Now as we've cautioned in the past, the Econ Baro is not itself an Index; rather 'tis an oscillator such that it can rise upon things getting worse more slowly. Yet absent that calculative benefit, this past week's incoming metrics mostly showed net improvements, notably in addition to July's payrolls, the month's Unemployment Rate, Hourly Earnings, Institute for Supply Management Services Index, plus for June its Factory Orders, Consumer Credit and the Trade Deficit. Only July's ISM Manufacturing Index was a mild stinker and June's Construction Spending shrank.
So in concert with the Econ Baro turning higher, Dow Jones Newswires put out that "If This Is a Recession, We Might Not Know for Months", albeit you regular readers have known it to so be these many months. In turn, (obviously a non-reader) former New York FedPrez William "Don't Be a Dud" Dudley nevertheless declared on Thursday that "almost certainly" recession is coming, (wake up, dude).

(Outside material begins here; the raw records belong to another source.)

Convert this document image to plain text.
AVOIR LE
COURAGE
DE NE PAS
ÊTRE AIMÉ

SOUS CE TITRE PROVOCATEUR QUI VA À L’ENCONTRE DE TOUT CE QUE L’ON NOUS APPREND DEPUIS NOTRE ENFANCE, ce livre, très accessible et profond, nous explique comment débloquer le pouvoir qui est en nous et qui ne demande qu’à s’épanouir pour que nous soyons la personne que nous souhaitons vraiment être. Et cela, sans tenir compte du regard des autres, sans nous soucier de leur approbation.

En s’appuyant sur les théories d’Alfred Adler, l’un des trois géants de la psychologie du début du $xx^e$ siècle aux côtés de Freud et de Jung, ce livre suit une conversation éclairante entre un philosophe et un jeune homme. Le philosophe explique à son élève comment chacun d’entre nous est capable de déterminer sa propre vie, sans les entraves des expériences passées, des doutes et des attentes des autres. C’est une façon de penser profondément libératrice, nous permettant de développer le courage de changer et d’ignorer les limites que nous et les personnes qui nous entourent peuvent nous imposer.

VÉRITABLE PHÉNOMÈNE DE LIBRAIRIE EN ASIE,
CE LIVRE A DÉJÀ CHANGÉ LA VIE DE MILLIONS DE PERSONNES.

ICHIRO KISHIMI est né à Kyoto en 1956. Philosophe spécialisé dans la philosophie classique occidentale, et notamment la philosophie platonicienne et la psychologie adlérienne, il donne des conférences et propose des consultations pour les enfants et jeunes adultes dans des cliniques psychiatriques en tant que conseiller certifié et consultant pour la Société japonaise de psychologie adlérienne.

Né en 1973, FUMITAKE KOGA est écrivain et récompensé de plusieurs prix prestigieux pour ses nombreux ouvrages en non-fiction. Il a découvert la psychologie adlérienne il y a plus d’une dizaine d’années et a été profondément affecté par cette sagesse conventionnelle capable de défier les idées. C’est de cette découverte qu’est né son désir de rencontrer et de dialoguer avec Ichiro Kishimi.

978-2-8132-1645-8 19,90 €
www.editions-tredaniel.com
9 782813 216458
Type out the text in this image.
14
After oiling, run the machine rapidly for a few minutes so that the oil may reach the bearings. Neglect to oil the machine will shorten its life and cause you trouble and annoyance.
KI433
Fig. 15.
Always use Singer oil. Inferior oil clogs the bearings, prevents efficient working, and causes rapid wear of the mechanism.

More in the middle ground came Chicago FedPrez Charles "Ever Equal" Evans suggesting that FedFunds rates may increase at a more moderate pace; (although after that July Jobs data, we ought think the Fed keep its pedal to the metal. On verra...)
Meanwhile in jolly old England, its Bank warned of the United Kingdom falling into recession come Q4 such as to last throughout 2023. Fantastique foresight there!
Moving on with Gold, it appears to have garnered the foresight, or better stated hindsight, of having deviated "too low" below its 300-day moving average, the bright-blue line across this next graphic of price's daily closes for the past 11 years. Note the red line (1678) as now the initial base toward protecting the new aforeshown weekly parabolic Long trend:
As to trend consistency, 'tis measured by the three months of blue dots on the left in the following two-panel graphic, Gold's daily bars well on the rise from the recent 1678 low; and on the right in Gold's 10-day Market Profile, price at present sits just atop the 1790-1782 volume support area:
For Silver, the picture continues as nearly identical, her "Baby Blues" (below left) well on the rise, but with volume resistance (below right) above the price of 20:
Several of next week's incoming metrics have inflation implications, including July readings at both the retail and wholesale levels, along with Unit Labor Costs for Q2. Consensus suggests a slowing of inflation, and depending upon which measure one prefers, annualized results come in from 2.4% to 6.0%, (although conventional wisdom claims far higher). But are one's investments keeping pace?
■ Per the S&P 500's close for the week (4145), its yield is 1.562% and "arguably" you may never see your dough again. (Don't forget: the market capitalization of the S&P right now is $36.4 trillion, but the Stateside "M2" money supply of $21.7 trillion hardly covers that).
■ Then there's the nearly flat yield curve ranging from three-month U.S. Treasury Bills earning 2.410% up to 3.065% for the mighty 30-year U.S. Treasury Bond: at most that's a bunny slope, but at least you're supposed to receive par value at maturity.
However, neither of those really beats current inflation. Gold's compound rate of growth since Nixon nixed the Gold Standard back in '71 is 8.2%, and price today is but where it first was 11 years ago. Moreover, get out your trusty HP-12C and calculate that rate were Gold rightly priced today at its valuation of 4020. That'll get ya buyin' more Gold right now real fast!